Er kann sich Friede nicht erjagen;
Denn nimmer darf's die Lippe wagen,
Der Liebe Schmerz ihr mehr zu klagen.

Nur einen Tag will er erblicken
Der trüb ihm nicht vorüber flieht,
Nur eine Stunde voll Entzücken
Wo süße Liebe ihm erblüht,
Nur einen Tag der Nacht erwecken,
Es mag ihn dann, mit ihren Schrecken
Auf ewig, Todesnacht bedecken.

Es liebt die Königin die Bühne,
Erschien oft selbst im bunten Spiel.
Daß er dem kleinsten Wunsche diene
Ist jetzt nur seines Lebens Ziel.
Er läßt ihr ein Theater bauen,
Dort will die reizendste der Frauen,
Er noch in neuer Anmuth schauen.

Der Hof sich einst im Spiel vereinet,
Die Königin in Schäfertracht
Mit holder Anmut nun erscheinet
Den Blumenkranz in Lockennacht.
Und Juans Seele sieht verwegen,
Mit ungestümem wildem Regen,
Dem kommenden Moment entgegen.

Er winkt, und Flamm und Dampf erfüllen,
Entsetzlich jetzt das Schauspielhaus;
Der Liebe Glück will er verhüllen
In Dampf und Nacht und Schreck und Graus;
Er jauchzet, daß es ihm gelungen,
Des Schicksals Macht hat er bezwungen,
Der Liebe süssen Lohn errungen.

Gekommen ist die schöne Stunde;
Er trägt sie durch des Feuers Wut,
Raubt manchen Kuß dem schönen Munde,
Weckt ihres Busens tiefste Glut.
Möcht sterben jetzt in ihren Armen,
Möcht alles geben! ihr, verarmen,
Zu anderm Leben nie erwarmen.

Die eilenden Minuten fliehen
Er merket die Gefahren nicht,
Und fühlt nur ihre Wange glühen;
Doch sie, sie träumet länger nicht,
Sie reißt sich von ihm los mit Beben,
Er sieht sie durch die Hallen schweben.
Verhaucht ist der Minute Leben.

Mit sehnsuchtsvollem, krankem Herzen
Eilt Juan durch die Hallen hin.
In Wonne Gram und süße Schmerzen
Versinket ganz sein irrer Sinn,
Er wirft sich auf sein Lager nieder,
Und holde Träume zeigen wieder
Ihm ihr geliebtes, holdes Bild.

Die Sonne steiget auf und nieder;
Doch Abend bleibt's in seiner Brust.
Es sank der Tag ihm, kehrt nicht wieder,
Und sie, nur sie ist ihm bewußt,
Und ewig, ewig ist gefangen
Sein Geist im quälenden Verlangen
Sie, wachend träumend anzuschaun.

Und da er wacht aus seinem Schlummer
Ist's ihm, als stieg' er aus der Gruft,
So fremd und tod; und aller Kummer
Der mit ihm schlief erwacht und ruft:
O weine! sie ist dir verloren
Die deine Liebe hat erkoren
Ein Abgrund trennet sie und dich!

Er rafft sich auf mit trüber Seele
Und eilt des Schlosses Gärten zu;
Da sieht er, bei der Mondeshelle,
Ein Mädchen auf ihn eilen zu.
Sie reicht ein Blatt ihm und verschwindet,
Eh er zu fragen Worte findet,
Er bricht die Siegel auf und liest:

»Entfliehe!
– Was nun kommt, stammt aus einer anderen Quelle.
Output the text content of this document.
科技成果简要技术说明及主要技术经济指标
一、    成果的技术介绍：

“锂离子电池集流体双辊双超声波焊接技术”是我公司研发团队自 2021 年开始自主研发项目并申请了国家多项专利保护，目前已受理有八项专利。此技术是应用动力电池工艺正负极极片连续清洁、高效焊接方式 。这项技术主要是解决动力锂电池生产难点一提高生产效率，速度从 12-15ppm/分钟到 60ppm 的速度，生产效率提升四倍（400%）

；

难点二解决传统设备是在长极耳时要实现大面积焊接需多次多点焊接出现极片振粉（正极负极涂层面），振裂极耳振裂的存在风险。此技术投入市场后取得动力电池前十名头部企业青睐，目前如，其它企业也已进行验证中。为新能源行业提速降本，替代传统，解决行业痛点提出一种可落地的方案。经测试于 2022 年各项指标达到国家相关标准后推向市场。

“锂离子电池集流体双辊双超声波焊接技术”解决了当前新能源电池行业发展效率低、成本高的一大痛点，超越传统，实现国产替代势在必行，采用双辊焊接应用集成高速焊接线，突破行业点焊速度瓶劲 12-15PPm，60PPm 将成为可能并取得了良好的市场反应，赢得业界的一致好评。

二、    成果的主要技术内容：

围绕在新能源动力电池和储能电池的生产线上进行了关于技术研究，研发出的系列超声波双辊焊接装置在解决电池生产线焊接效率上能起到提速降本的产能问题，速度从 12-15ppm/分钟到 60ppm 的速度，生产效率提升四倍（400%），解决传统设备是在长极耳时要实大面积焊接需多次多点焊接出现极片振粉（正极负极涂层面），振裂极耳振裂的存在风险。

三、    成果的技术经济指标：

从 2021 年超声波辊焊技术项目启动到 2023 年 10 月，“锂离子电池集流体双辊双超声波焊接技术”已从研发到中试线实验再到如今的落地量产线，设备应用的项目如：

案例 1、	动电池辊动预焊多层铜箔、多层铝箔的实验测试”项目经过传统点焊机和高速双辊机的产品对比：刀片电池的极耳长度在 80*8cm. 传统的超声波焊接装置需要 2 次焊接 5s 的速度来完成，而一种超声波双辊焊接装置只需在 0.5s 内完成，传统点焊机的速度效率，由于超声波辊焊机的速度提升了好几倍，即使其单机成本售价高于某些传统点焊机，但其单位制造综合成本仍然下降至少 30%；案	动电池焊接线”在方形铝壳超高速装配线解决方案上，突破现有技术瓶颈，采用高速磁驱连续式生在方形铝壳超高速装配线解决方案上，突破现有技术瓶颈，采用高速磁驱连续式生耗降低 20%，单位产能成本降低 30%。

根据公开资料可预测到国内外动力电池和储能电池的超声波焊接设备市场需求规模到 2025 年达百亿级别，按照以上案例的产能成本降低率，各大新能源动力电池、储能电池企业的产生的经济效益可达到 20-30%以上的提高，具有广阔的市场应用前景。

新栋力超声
Wenn dies Blatt gelesen
Du hast, und rette so dich mir.
Mir ist, als sei ich einst gewesen,
Die Gegenwart erstirbt in mir,
Und lebend ist nur jene Stunde,
Sie spricht mir mit so süßem Munde,
Von dir, von dir, und stets von dir.«

Er liest das Blatt mit leisem Beben
Und liebt's, und drückt es an sein Herz.
Gewaltsam teilet sich sein Leben
In große Wonne - tiefen Schmerz.
Sollt er die Teuerste nun meiden?
Kann sie dies Trauern ihm bereiten!
Soll er sie nimmer wieder sehn?

Er geht nun, wie sie ihm geboten;
Da trifft ein Mörderdolch die Brust.
Doch steigt er freudig zu den Toten,
Denn der Erinn'rung süße Lust
Ruft ihm herauf die schönste Stunde,
Er hänget noch an ihrem Munde;
Entschlummert sanft in ihrem Arm.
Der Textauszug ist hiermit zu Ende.